It’s no secret that making a living as a neurologist has become a growing challenge in recent years. And even neurologists who are happy with their income enjoy a little variety in the form of intellectual challenge mixed into their work. If this describes you, legal consulting can be a lucrative addition to your medical practice. But it isn’t a fit for everyone.
What Is Legal Consulting?
Most people think of the expert witness when they hear this term. They imagine the Ivy League MD, PhD with obscure physiological knowledge that blows a case wide open on an episode of Law & Order. Or maybe they think of the bought-and-paid-for former physician with a disciplinary record. These caricatures make good TV, but testifying in a trial is only one small component of what legal consulting entails.
Most cases—criminal or civil—don’t actually make it to trial. That’s because so much of the work is done before it ever gets that far. Instead, an attorney might hire a legal consultant to
- Determine if there is actually a claim to be made before they agree to take a case,
- Form an opinion on the case, or
- Write up a report to be used in attempts to settle before trial.
And if all that legwork fails to produce a settlement, then the consultant may be asked to testify at a deposition or trial.
Who Is Qualified to be a Legal Consultant or Expert Witness?
A law firm can hire anyone they please to do internal consulting, but the Federal Rules of Evidence govern who may be accepted as an expert witness and how they must perform this duty. The relevant rule is Rule 702, which states:
A witness who is qualified as an expert by knowledge, skill, experience, training, or education may testify in the form of an opinion or otherwise if:
- The expert’s scientific, technical, or other specialized knowledge will help the trier of fact to understand the evidence or to determine a fact in issue;
- The testimony is based on sufficient facts or data;
- The testimony is the product of reliable principles and methods; and
- The expert has reliably applied the principles and methods to the facts of the case.
While few would argue that a practicing neurologist fails to clear the knowledge, experience, or education hurdle for cases relating to the specialty, the other points are more open to interpretation.
The 1993 Supreme Court Case, Daubert v. Merrell Dow Pharmaceuticals, tightened the control of expert testimony. It put the weight of determining admissibility of an expert’s testimony on judges. The judge in any given case is the final arbiter on whether the requirements under Rule 702 have been met.
In addition to the legal qualifications, there are other attributes that make a strong legal consultant. Excellent communication skills, both written and verbal, are important for a legal consultant. A legal consultant must be able to communicate clearly and succinctly to those who may have no knowledge of neurology or medicine. This means translating complex and challenging material into the simplest possible terms. It isn’t always an easy task.
In addition, a legal consultant must be able to wade through lots of irrelevant data to find the pieces that affect the case. Most physicians perform this task daily with their patients.
Finally, they must not shy away from confrontation. They should be able to look at an argument from multiple sides. And they should be good at articulating—and defending—their opinion.
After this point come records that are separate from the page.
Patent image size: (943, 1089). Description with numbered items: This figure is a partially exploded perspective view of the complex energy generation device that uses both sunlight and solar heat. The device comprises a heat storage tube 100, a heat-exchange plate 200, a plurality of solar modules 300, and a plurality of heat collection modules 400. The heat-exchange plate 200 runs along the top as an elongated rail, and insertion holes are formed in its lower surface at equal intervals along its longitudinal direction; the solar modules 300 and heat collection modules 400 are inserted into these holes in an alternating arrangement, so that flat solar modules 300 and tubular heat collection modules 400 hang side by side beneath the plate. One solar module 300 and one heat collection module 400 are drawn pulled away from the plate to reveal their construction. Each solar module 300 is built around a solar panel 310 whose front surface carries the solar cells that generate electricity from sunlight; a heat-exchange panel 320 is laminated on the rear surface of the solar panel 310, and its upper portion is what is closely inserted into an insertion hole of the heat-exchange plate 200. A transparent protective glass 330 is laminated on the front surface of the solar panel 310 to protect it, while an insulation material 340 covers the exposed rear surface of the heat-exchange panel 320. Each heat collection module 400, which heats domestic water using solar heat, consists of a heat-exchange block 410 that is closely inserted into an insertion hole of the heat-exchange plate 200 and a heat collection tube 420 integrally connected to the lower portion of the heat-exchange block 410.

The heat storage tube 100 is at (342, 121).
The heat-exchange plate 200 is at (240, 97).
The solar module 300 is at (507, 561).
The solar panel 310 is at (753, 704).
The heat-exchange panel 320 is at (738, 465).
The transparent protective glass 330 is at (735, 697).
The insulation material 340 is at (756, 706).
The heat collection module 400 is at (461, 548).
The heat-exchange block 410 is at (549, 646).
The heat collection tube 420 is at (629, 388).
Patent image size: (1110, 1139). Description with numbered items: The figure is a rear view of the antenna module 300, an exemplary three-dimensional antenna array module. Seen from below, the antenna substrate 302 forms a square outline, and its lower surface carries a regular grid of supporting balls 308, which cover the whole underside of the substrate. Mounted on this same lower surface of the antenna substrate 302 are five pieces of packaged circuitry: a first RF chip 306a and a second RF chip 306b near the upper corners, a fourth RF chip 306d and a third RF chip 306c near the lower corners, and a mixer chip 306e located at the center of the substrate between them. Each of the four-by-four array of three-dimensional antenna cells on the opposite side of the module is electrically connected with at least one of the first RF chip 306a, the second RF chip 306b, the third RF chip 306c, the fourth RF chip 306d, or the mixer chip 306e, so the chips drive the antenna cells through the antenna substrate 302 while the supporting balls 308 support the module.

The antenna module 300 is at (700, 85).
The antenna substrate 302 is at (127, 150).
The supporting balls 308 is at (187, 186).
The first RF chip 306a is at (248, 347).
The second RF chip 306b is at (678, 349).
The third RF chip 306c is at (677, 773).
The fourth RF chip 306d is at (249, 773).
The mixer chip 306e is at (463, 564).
How Does a Legal Consultant Get Paid?
A consultant must get hired to get paid. The first step is a strong web presence. It will help to have a very specialized niche. Neurology is very broad, but if you can highlight your expertise in a couple of narrower aspects of the specialty, you can become the go-to person for those types of legal issues. In addition, networking is one of the best ways of getting your name out there.
The nice thing about legal consulting is that you set your price—Medicare and insurance companies have no say in the matter. The legal firm engaging you will pay your fees.
In addition, the firm engaging you should pay for any related expenses you incur, such as travel and lodging, as well as things like shipping and copying.
Most neurologists have chosen their field because they are fascinated with the nervous system and want to care for people with neurological disorders. Your practice may give you all the satisfaction and all the income you need. But if you are looking to add a bit of variety or a little side income, legal consulting might be a good choice for you.